Secondo gli esperti, la stragrande maggioranza delle persone e delle famiglie che non è assicurata continuerà a non poter sopportare i costi di un’assicurazione privata, intorno a 10.000 dollari l’anno, e continuerà a essere privo di assistenza. In compenso, il gigantesco disavanzo della spesa pubblica federale, accumulato in tre anni di amministrazione repubblicana, aumenterà ulteriormente a beneficio delle compagnie assicuratrici e delle case farmaceutiche. Com'è già successo con la legge che prevede la concessione delle medicine agli anziani che, in principio, godono solo dell’assistenza ospedaliera.
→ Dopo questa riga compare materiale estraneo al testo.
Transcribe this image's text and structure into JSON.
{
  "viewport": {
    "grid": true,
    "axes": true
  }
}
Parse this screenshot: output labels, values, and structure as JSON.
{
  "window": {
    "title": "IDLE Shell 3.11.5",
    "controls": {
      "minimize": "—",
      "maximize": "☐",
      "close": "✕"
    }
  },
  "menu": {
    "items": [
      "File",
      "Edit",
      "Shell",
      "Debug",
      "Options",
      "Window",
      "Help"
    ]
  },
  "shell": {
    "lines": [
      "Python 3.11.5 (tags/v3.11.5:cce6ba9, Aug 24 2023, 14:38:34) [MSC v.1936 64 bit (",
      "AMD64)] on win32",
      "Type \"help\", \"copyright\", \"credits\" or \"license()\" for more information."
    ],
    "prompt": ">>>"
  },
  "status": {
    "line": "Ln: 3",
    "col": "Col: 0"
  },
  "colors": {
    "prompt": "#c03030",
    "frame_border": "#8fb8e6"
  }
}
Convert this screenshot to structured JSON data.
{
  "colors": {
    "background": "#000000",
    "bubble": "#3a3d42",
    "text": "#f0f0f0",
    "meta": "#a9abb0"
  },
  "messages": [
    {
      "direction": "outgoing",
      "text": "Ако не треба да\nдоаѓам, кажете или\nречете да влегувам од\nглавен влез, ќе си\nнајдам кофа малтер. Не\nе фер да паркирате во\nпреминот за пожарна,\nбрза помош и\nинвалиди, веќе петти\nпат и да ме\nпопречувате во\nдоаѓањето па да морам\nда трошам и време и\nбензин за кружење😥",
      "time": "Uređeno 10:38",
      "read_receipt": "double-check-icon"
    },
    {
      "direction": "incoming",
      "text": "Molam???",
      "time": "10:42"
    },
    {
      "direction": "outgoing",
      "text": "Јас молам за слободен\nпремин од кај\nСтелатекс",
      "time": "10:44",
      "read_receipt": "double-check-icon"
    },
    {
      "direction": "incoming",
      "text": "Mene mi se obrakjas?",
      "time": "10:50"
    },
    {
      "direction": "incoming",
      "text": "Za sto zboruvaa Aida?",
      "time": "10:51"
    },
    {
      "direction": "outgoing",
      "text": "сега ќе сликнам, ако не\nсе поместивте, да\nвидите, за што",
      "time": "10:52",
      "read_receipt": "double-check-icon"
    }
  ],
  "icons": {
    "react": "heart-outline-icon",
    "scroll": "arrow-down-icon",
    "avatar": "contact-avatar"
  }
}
Che cosa ha a che fare il problema della sanità con quello della guerra? In effetti, nulla. Ma c’è qualcosa che accomuna il modo di ragionare. La guerra irachena deve essere considerata legittima non perché si siano trovate prove di un pericolo imminente, ma sulla base di un principio: è giusto esportare la democrazia anche con la forza per rendere il mondo più sicuro. La realtà, se ce ne fosse stato bisogno, dimostra tragicamente il contrario, ma non vale.

Alla stessa stregua, la sanità va bene così com’è, in base al principio che il sistema assicurativo privato è il migliore. Il fatto che costi mediamente sei punti di prodotto nazionale in più rispetto alla media europea, lasciando decine di milioni di cittadini senza assistenza, nel paese più ricco del pianeta, non conta. O forse conta per chi di questo sistema paga le conseguenze.

Ma affermare, come se fossero vere cose che non lo sono, può diventare una pratica ordinaria di governo. Quando l’apatia e l’assuefazione finiscono col prevalere, la menzogna può, anzi, diventare un’arte di governo.